Normal packets could be sent by attackers to manipulate multiple components, including the car’s speedometer, odometer, on-board navigation system, steering, brakes, and acceleration.
Attackers could send diagnostic packets to alter the behavior of some of the components in the vehicle such as brakes management, kill engine, lights flashing, doors lock/unlock, and modification of fuel gauge.
Unlike normal packets, diagnostic activities against an ECU need to be authenticated. However, weak implementation of the authentication process poses serious risks to the users.
Threat actors could target modern vehicles for multiple reasons, from sabotage to cyber espionage. An attacker could launch an attack to take over the car and cause a crash or to gather information stored by on board systems that could allow it to spy on the owner.
Car makers should implement security by design for the internal architecture of the vehicles. Here are some of the essential mitigations proposed by security researchers:
- Implement network segmentation to avoid threat actors exploiting security flaws in a component in order to access the rest of the network, including critical units.
- Implement authentication or authorization for any component connected through the CAN bus.
- Encrypt the traffic on the CAN bus.
Security researchers also suggest implementing anomaly detection mechanisms to prevent cyberattacks. An anomaly detection mechanism can leverage patterns for “normal” behavior for any component in the vehicle. Any deviation from this baseline must be analyzed and countermeasures can be potentially activated. Researchers Miller and Valasek suggested real-time analysis of CAN packets over time to detect potentially malicious traffic.
Unfortunately, in many cases, auto manufacturers avoid increasing the complexity of the vehicles by adding additional defense systems.

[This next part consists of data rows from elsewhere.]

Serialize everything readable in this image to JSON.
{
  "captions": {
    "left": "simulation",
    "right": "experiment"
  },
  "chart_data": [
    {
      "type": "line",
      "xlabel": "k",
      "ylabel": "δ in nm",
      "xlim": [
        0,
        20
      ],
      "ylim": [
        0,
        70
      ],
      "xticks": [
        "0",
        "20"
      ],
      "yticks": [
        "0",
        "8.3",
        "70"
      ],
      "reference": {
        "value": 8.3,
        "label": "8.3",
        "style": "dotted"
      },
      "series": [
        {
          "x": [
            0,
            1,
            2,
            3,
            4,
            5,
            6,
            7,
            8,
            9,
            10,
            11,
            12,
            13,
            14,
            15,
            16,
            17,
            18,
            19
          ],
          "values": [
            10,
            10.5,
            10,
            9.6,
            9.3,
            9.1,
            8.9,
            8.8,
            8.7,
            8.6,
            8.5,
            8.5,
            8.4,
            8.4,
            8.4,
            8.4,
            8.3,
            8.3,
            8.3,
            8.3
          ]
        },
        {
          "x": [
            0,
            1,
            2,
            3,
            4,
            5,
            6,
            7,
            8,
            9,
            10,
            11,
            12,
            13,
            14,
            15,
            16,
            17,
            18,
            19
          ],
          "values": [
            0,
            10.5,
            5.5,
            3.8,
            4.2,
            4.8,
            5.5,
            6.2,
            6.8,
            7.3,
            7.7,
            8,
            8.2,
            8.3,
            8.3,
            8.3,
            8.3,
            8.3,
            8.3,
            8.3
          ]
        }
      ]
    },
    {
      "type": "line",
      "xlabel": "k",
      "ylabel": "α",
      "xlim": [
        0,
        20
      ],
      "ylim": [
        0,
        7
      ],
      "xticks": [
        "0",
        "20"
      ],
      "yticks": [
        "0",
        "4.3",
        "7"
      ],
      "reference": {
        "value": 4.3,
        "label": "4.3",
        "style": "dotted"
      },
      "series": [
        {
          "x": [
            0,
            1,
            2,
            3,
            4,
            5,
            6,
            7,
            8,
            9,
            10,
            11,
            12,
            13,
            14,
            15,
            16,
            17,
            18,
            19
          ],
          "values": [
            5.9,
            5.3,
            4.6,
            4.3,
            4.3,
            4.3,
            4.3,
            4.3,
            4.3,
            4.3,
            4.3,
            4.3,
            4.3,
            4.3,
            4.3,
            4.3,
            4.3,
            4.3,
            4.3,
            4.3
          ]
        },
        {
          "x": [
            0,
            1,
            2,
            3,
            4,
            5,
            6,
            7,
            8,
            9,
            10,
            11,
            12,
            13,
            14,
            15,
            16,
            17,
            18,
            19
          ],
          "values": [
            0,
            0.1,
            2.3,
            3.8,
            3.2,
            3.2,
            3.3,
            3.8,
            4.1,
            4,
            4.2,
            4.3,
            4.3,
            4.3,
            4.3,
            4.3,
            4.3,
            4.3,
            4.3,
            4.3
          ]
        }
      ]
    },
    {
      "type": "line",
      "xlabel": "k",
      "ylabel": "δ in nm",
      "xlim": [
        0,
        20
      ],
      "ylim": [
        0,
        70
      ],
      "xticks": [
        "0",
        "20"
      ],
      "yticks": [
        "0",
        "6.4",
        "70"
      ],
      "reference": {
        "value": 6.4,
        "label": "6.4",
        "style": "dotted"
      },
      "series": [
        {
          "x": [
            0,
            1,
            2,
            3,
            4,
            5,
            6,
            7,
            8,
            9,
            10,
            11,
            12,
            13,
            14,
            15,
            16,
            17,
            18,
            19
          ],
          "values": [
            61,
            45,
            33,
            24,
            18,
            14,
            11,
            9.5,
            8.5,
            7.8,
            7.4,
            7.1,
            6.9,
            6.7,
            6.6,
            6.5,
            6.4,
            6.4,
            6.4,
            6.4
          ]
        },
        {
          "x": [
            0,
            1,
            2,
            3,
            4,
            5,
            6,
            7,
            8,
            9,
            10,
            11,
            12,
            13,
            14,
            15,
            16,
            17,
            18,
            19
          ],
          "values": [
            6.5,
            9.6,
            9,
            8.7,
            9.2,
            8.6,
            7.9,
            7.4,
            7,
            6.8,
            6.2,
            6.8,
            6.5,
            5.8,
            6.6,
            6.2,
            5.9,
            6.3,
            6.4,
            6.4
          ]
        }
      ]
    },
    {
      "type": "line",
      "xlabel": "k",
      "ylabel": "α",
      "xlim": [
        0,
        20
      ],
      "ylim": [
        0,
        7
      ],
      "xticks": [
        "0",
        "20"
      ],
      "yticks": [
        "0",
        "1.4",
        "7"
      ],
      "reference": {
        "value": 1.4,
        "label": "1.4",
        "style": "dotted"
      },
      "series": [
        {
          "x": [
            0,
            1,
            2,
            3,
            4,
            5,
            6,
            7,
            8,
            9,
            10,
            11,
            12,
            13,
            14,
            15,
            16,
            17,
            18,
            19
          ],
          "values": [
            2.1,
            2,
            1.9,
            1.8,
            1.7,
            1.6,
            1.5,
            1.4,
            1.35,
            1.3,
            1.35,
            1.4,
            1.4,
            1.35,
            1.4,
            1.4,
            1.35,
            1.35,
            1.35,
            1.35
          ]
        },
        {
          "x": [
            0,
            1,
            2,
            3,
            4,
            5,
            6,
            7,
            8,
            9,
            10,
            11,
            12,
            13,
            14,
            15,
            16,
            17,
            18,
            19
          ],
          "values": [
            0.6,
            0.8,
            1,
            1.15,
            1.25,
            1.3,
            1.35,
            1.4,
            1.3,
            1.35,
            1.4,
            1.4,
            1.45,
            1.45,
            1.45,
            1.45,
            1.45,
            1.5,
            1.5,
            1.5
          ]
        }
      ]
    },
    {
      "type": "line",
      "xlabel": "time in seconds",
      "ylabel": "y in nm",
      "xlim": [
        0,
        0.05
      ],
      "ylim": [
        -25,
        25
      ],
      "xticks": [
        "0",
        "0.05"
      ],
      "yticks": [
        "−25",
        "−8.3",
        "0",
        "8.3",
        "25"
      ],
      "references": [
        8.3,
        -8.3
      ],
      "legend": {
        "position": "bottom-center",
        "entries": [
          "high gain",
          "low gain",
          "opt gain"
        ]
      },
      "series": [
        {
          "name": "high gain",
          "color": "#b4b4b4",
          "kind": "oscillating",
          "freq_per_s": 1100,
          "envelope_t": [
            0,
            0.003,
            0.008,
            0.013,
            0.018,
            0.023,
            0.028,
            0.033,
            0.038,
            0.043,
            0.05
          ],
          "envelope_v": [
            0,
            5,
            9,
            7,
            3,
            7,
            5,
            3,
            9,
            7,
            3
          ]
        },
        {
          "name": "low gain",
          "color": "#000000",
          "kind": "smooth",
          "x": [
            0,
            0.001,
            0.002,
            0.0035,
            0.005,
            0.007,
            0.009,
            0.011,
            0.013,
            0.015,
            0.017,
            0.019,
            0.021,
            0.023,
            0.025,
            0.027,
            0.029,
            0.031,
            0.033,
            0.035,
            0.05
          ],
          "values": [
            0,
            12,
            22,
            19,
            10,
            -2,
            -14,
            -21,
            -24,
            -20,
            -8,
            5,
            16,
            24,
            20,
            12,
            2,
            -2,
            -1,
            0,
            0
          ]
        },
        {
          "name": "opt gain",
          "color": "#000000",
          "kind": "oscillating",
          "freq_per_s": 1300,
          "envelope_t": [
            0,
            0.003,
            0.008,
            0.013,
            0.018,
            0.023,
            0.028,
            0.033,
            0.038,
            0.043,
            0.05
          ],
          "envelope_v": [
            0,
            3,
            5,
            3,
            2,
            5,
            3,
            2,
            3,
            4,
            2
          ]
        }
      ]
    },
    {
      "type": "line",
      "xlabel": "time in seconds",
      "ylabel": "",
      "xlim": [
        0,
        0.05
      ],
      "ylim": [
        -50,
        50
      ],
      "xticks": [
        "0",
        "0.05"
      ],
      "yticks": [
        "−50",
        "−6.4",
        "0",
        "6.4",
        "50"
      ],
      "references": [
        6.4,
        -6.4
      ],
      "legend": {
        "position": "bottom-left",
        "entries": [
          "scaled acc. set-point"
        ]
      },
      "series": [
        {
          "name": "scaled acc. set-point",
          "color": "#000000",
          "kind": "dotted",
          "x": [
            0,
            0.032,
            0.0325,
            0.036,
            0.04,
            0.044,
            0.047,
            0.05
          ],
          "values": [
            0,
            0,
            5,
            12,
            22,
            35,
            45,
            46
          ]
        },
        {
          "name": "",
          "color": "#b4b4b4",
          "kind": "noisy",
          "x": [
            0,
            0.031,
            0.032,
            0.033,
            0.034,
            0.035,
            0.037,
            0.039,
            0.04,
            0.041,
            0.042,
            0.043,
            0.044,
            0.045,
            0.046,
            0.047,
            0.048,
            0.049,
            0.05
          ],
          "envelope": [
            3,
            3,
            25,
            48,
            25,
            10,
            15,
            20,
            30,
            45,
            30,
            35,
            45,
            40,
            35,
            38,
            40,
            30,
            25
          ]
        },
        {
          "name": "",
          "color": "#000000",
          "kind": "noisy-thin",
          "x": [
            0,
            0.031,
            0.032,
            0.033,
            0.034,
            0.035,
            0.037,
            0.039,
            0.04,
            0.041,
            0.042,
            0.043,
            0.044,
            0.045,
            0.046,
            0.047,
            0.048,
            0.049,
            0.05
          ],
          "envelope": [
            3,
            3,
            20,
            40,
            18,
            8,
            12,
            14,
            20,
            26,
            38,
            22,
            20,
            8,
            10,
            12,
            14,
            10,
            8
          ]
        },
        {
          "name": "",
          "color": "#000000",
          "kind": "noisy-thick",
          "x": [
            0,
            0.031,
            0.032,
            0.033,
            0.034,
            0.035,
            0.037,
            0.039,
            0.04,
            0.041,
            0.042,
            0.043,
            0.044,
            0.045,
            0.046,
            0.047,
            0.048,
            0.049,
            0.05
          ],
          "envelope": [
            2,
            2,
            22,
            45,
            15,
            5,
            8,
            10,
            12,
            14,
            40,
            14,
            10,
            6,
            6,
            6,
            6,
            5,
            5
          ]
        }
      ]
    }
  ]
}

To mitigate the risk of attacks, experts recommend manually applying software security patches provided by the car makers when the vendors don’t push them ‘over the air’.
Avoid installing any software that is not approved by the car manufacturer and don’t install updates downloaded from third-party repositories. This includes diagnostics software to monitor your car's performance or different types of entertainment software that has Internet connectivity. Third-party software could be affected by vulnerabilities that could be exploited by hackers to steal or take over your car.
Researchers and authorities have to support and urge the automotive industry in implementing mandatory requirements for the safety and security of the vehicles.